I'm so glad to see Roger Clemens coming back with the Yankees. You know what this means? It means the older, experienced clinician of baseball will be twiddling his thumbs playing ball with all these young, inexperienced new players just entering the league. Maybe he won't have the heat that he used to, but he doesn't need it anymore. He's able to read what people are thinking rather than just throwing the heat at them.
But he still summons the heat when it's appropriate.
"He's older than most guys," said Yankees manager Joe Torre, "but he still takes care of himself very, very much."
Clemens, who decided that he would pitch only for a team with hopes of playoff contention, will join a Yankees club that has seen its starting pitching searching for some consistency amongst a sea of injuries. And why not? Clemens has earned his spot on any team, in any position he wants. He even proved himself by winning a ring (with the help of Joe Carter's dramatics) with the Bluejays in '99 and reaching 300 wins and 4,000 strikeouts in less than twenty years. If Clemens was ever living in the shadows of Nolan Ryan, then he's shining bright now.

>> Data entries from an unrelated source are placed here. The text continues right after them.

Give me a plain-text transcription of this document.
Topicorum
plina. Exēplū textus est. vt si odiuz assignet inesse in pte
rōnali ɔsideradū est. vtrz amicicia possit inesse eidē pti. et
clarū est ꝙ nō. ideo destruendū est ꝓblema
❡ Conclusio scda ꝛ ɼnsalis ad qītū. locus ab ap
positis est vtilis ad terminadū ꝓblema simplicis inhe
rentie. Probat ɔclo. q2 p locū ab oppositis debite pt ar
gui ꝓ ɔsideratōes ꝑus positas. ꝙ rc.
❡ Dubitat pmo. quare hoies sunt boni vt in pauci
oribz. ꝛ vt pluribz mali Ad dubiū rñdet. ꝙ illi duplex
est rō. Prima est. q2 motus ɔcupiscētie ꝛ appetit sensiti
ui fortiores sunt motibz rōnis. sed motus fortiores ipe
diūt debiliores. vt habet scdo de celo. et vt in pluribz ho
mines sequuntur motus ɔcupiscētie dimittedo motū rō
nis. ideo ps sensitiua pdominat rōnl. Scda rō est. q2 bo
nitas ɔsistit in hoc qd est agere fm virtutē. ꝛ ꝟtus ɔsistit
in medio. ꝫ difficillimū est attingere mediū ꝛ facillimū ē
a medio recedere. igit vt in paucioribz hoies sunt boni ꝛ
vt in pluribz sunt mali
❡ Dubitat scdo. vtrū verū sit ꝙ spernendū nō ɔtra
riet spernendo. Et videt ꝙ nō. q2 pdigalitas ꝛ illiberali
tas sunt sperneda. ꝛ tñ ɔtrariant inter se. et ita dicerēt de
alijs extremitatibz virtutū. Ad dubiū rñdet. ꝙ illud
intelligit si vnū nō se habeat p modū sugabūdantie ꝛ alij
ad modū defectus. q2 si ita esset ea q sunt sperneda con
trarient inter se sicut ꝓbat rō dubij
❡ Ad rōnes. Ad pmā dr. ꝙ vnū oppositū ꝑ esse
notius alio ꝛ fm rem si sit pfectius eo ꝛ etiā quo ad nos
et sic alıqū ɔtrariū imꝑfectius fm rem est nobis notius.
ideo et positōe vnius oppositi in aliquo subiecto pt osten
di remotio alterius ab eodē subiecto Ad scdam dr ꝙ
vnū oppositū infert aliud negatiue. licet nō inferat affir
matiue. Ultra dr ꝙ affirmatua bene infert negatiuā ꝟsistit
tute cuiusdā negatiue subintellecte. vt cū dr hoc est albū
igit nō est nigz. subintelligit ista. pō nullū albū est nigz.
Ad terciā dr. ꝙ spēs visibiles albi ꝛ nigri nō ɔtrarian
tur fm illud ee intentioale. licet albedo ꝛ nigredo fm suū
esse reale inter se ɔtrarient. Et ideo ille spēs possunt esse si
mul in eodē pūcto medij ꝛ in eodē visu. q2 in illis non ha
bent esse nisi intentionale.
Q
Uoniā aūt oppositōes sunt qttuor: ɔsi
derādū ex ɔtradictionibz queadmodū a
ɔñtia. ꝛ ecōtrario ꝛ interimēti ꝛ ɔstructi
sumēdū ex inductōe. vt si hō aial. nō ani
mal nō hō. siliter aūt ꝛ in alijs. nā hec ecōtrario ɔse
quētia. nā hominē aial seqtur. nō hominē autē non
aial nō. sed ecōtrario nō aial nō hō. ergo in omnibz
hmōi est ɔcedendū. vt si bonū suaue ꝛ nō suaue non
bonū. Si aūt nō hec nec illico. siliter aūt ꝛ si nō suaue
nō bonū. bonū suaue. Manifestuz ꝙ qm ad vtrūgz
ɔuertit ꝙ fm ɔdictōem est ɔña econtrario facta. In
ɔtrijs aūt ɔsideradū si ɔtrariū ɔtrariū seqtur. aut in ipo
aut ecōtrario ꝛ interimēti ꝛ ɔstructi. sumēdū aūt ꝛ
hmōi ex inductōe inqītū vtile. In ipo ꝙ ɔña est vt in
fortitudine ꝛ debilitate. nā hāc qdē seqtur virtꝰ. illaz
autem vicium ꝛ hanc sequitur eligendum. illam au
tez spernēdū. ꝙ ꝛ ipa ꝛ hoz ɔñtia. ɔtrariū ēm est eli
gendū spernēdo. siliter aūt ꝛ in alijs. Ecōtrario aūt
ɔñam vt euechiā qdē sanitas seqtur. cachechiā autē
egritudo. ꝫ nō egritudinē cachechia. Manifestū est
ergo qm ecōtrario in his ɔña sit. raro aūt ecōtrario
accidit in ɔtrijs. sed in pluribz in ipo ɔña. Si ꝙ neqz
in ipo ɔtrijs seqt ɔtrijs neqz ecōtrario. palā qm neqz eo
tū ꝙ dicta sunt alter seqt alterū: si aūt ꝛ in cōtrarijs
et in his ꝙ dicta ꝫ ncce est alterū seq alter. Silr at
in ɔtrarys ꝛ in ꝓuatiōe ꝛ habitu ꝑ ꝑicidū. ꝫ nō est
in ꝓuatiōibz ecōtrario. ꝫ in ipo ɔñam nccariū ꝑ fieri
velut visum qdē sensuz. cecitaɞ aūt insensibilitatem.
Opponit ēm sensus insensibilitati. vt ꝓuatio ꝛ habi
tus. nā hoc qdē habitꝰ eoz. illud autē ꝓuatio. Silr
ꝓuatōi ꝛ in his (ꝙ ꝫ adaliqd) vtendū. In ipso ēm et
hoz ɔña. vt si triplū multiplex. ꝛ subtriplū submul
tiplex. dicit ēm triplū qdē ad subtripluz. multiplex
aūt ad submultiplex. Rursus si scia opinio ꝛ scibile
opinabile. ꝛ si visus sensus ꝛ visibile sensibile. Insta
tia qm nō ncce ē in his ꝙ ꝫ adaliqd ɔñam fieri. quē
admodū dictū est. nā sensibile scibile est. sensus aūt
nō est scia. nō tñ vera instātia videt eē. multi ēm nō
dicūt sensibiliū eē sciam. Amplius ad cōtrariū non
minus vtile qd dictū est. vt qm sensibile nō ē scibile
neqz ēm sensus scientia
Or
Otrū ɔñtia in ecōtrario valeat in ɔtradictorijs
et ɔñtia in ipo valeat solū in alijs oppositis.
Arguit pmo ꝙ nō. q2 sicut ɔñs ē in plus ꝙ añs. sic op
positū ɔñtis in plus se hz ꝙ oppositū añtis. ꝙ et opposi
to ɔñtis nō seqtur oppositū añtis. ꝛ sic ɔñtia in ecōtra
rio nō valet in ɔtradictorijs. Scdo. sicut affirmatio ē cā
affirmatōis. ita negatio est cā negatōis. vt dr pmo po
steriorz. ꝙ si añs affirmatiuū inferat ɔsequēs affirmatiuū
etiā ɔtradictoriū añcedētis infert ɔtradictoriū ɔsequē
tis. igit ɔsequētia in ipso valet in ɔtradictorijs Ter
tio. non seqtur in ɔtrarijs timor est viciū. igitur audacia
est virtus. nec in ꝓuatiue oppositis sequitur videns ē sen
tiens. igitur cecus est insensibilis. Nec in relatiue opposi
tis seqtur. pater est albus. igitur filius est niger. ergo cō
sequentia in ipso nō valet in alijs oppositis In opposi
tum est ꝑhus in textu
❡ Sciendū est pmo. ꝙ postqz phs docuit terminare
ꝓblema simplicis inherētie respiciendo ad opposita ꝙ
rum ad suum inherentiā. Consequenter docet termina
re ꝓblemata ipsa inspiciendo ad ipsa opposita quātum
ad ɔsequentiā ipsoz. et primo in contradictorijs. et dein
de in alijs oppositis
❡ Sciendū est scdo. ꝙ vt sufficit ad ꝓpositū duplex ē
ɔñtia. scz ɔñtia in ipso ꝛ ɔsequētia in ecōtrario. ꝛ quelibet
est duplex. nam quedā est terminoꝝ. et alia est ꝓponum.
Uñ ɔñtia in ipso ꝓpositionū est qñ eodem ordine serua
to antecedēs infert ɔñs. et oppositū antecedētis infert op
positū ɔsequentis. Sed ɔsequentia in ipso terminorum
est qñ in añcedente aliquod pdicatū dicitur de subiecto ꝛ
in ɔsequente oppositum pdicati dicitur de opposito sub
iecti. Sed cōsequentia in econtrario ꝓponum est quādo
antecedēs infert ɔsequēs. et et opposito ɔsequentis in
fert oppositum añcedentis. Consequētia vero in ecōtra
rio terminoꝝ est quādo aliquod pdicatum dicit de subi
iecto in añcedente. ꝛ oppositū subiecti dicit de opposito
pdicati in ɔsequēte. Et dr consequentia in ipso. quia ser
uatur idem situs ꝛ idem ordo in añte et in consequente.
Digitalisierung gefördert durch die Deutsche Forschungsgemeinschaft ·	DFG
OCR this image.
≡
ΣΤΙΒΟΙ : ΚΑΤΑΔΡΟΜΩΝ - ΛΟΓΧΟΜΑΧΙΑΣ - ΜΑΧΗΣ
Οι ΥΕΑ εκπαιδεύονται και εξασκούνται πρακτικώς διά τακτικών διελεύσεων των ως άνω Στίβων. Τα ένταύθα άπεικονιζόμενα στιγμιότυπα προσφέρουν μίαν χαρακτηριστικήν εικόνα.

What is this post doing here? Could you be Roger Clemens? Maybe you are the rookie batter. Perhaps you're George Steinbrenner. Why not bring Clemens back if he's sitting at home bored? Find space in the budget for an extra "bonus position" for one year. What could that bring your organization? What's wrong with a planned short-term position?
Take the Clemens Principle and apply it to your organization. Do you know someone whom you could invest in for a short period and whose cost would be easily justified for the result? Can you put a dollar amount on a reliable system or a small but permanent quality improvement? Stop paying consultants (AA relief pitchers) to perform monthly or quarterly "audits" that yield the same survey-friendly signed, sealed, delivered reports. Start fixing things.
Clemens is in for one year. It may be the best decision that Steinbrenner has made in a long time. At the end of the year both sides get a chance to have an honest discussion about upcoming goals and possible outcomes.